7 августа 1910 года (суббота)

Как они любят друг друга! Как рады тому, что все у них наладилось. По их улыбкам, взглядам и касаниям можно подумать, что это они новобрачные. Ходили втроем по музею, и временами я чувствовал себя лишним. Но я не ревную — ни-ни, удивляюсь только, как могли быть разрушены такие отношения и радуюсь своей причастности к их восстановлению. Со мной месье Сотэн держится очень вежливо, довольно прохладно. Однако в минуты особенной нежности к дочери, и мне перепадает дружеский взгляд и теплая улыбка, а, изредка, даже осторожное похлопывание по спине. Мне удивительно и странно, и любопытно. Отцовское чувство непостижимо для меня. Неужели и я когда-то его испытаю, чувство отца к взрослому уже человеку, сыну или дочери. Сейчас в той части, души моей, где должно быть это чувство — совершенно пустое место, не могу себе представить его, ровно так же, как и чувство материнское, которое уж точно мне не испытать никогда, и которое очень скоро узнает Анна. Дела свои здесь в Берлине отец почти кончил. Я в них не вмешиваюсь, думал, было, предложить ему помощь, но не захотел оставлять Анну одну. Снимались на память, мы с Анной, она с отцом и все втроем.

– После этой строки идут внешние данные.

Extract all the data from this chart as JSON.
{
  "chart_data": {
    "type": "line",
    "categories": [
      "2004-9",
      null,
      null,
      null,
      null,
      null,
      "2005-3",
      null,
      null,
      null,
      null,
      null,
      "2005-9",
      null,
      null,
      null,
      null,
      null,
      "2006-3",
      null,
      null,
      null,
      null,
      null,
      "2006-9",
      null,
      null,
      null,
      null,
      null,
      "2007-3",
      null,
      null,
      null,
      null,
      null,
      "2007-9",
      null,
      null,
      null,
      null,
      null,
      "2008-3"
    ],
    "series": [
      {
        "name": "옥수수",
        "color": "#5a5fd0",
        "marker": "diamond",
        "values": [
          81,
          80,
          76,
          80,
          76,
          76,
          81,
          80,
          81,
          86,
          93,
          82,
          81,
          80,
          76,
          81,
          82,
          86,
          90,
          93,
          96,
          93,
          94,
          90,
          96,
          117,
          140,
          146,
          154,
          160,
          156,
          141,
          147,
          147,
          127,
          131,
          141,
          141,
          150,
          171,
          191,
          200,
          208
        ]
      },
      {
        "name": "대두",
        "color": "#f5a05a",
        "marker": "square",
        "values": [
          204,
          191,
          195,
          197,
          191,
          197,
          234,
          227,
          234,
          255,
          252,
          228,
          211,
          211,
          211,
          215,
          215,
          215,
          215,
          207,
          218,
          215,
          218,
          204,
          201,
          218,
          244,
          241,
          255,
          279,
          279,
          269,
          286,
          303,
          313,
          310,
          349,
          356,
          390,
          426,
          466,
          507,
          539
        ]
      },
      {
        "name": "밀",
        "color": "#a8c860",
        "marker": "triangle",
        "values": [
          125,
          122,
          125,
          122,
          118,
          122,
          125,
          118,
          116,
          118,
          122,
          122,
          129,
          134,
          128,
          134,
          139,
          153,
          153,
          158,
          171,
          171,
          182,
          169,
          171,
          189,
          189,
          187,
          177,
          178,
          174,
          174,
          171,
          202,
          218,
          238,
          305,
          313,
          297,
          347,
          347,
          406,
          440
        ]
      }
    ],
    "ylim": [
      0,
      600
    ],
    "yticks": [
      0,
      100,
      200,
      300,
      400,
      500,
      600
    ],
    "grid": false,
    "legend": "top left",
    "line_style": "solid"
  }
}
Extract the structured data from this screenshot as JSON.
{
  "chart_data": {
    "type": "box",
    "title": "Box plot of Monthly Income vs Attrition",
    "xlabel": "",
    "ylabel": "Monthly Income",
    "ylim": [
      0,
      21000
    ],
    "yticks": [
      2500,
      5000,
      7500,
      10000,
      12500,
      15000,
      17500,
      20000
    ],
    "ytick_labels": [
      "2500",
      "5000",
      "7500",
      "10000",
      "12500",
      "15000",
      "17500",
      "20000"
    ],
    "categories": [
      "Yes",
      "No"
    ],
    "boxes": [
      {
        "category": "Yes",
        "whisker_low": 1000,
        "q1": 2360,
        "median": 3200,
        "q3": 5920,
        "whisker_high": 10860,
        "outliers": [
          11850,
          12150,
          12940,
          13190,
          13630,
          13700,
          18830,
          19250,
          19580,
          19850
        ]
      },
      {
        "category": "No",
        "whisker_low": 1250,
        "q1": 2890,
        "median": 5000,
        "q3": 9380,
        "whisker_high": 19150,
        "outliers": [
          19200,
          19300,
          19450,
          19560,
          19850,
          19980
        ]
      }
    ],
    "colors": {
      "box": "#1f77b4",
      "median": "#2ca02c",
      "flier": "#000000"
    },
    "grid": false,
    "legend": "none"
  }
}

8 августа 1910 года (воскресенье)

Я начинаю привыкать к переездам. А, все же, ставшие уже привычными вокзальные залы и перроны, и поезда, с их особым запахом, вовсе не утратили своего очарования, и восхищают и привлекают меня почти как в первый раз, когда мы с Вольтером в Москву ехали. На вокзале много немецкой и французской речи. Я все еще не привык, что многое понимаю без всяких усилий со своей стороны. У меня за спиной молодой человек говорил товарищу: «Она была моей невестой, я уехал всего на месяц, а когда вернулся, она представила меня своему мужу». И то, что он сказал, вошло в меня само собой, помимо моей воли. Не нужно было переводить каждое слово, стараться сосредоточиться, держать себя в напряжении, чтобы, не дай бог, не пропустить что-нибудь. Я и не прислушивался к ним специально, а вдруг, не чужие слова, а само их значение меня коснулось. Это случилось в первый раз и потому слегка ошарашило меня. Анна с самого начала любила говорить со мной по-русски. Я знал, что ее отец русский и не задумывался, что, в сущности, русский язык для нее не родной, а такой же чужой, как для меня фр. Произносит она чисто, и, если не знать, или, как я, не придавать значения, то можно не заметить, как она выбирает слова, как смотрит, когда не все хорошо понимает, если говоришь с ней слишком быстро, или незнакомыми ей словами. Теперь я знаю, что русский был всегда для нее и Пэр-сури их интимным, секретным языком. Его увезли из России еще ребенком, и он вполне мог забыть или отказаться от родного языка, но он сохранил свое знание. Жена его — француженка ни слова не знает по-нашему, а дочь он научил. И это очень трогательно. Я вижу, какая между ними близость. Не могу найти другого объяснения тому, что он отверг ее в беде, кроме ревности. И ко мне, наверное, ревнует. Впрочем, держится безупречно, немного только холоден. Я спросил его про Московских родственников, говорит, в Москве у них нет родных, по крайней мере, он не знает; только в Ярославле и Самаре. Со станции телеграфировал Вольтеру. Нельзя сказать, что слишком меня беспокоит, свободен ли я теперь по отношению к нему, и рассчитывает ли он на мои дальнейшие услуги в Петербурге и вообще, но, все же, мне это не безразлично.